[The Shadow of the Rope by E. W. Hornung]@TWC D-Link book
The Shadow of the Rope

CHAPTER XII
11/17

But there her pride stepped in and closed her lips; and the intolerable thought that she would value her husband's confidence more than he would value hers, that she felt drawn to him despite every sinister attribute, would bring humiliation and self-loathing in its train.

It was the truth, however, or, at all events, part of the truth.
Yet a more unfair arrangement Rachel had been unable to conceive, ever since the fatally reckless moment in which she had acquiesced in this one.

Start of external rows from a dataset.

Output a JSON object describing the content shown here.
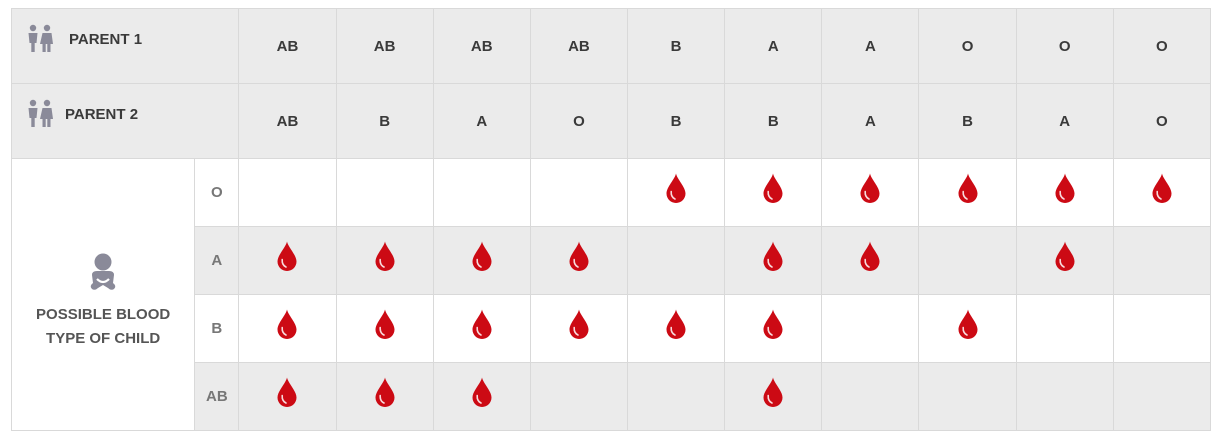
{
  "parent1": {
    "label": "PARENT 1",
    "values": [
      "AB",
      "AB",
      "AB",
      "AB",
      "B",
      "A",
      "A",
      "O",
      "O",
      "O"
    ]
  },
  "parent2": {
    "label": "PARENT 2",
    "values": [
      "AB",
      "B",
      "A",
      "O",
      "B",
      "B",
      "A",
      "B",
      "A",
      "O"
    ]
  },
  "child": {
    "label_line1": "POSSIBLE BLOOD",
    "label_line2": "TYPE OF CHILD",
    "rows": [
      {
        "type": "O",
        "possible": [
          false,
          false,
          false,
          false,
          true,
          true,
          true,
          true,
          true,
          true
        ]
      },
      {
        "type": "A",
        "possible": [
          true,
          true,
          true,
          true,
          false,
          true,
          true,
          false,
          true,
          false
        ]
      },
      {
        "type": "B",
        "possible": [
          true,
          true,
          true,
          true,
          true,
          true,
          false,
          true,
          false,
          false
        ]
      },
      {
        "type": "AB",
        "possible": [
          true,
          true,
          true,
          false,
          false,
          true,
          false,
          false,
          false,
          false
        ]
      }
    ]
  },
  "colors": {
    "drop": "#cc0a14",
    "header_bg": "#ebebeb",
    "icon": "#8a8a99"
  },
  "icons": {
    "parents": "couple-icon",
    "child": "baby-icon",
    "possible": "blood-drop-icon"
  }
}
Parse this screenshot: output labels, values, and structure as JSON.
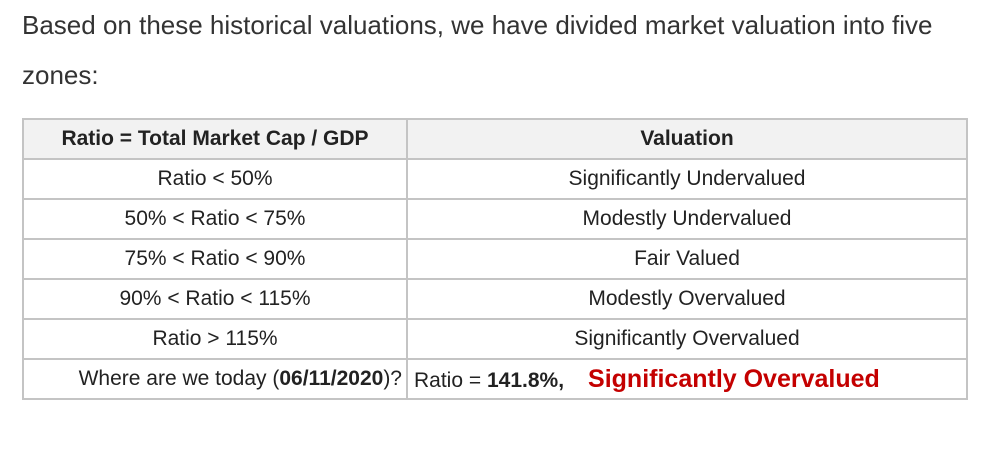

The worst that could be known about her was known to her husband before her marriage; she had nothing else to hide; all concealment of the past, as between themselves, was upon his side.

But matters were coming to a crisis in this respect; and, when Rachel deemed it done with, this incident of the tramp was only just begun.
It seemed that the servants knew of it, and that it was not Steel who had originally discovered the sleeping intruder, but an under-gardener, who, seeing his master also up and about, had prudently inquired what was to be done with the man before meddling with him.
"And the master said, 'leave him to me,'" declared Rachel's maid, who was her informant on the point, as she combed out her mistress's beautiful brown hair, before the late breakfast which did away with luncheon when there were no visitors at Normanthorpe.
"And did he do so ?" inquired Rachel, looking with interest into her own eyes in the glass.

"Did he leave him to your master ?" "He did that!" replied her maid, a simple Yorkshire wench, whom Rachel herself had chosen in preference to the smart town type.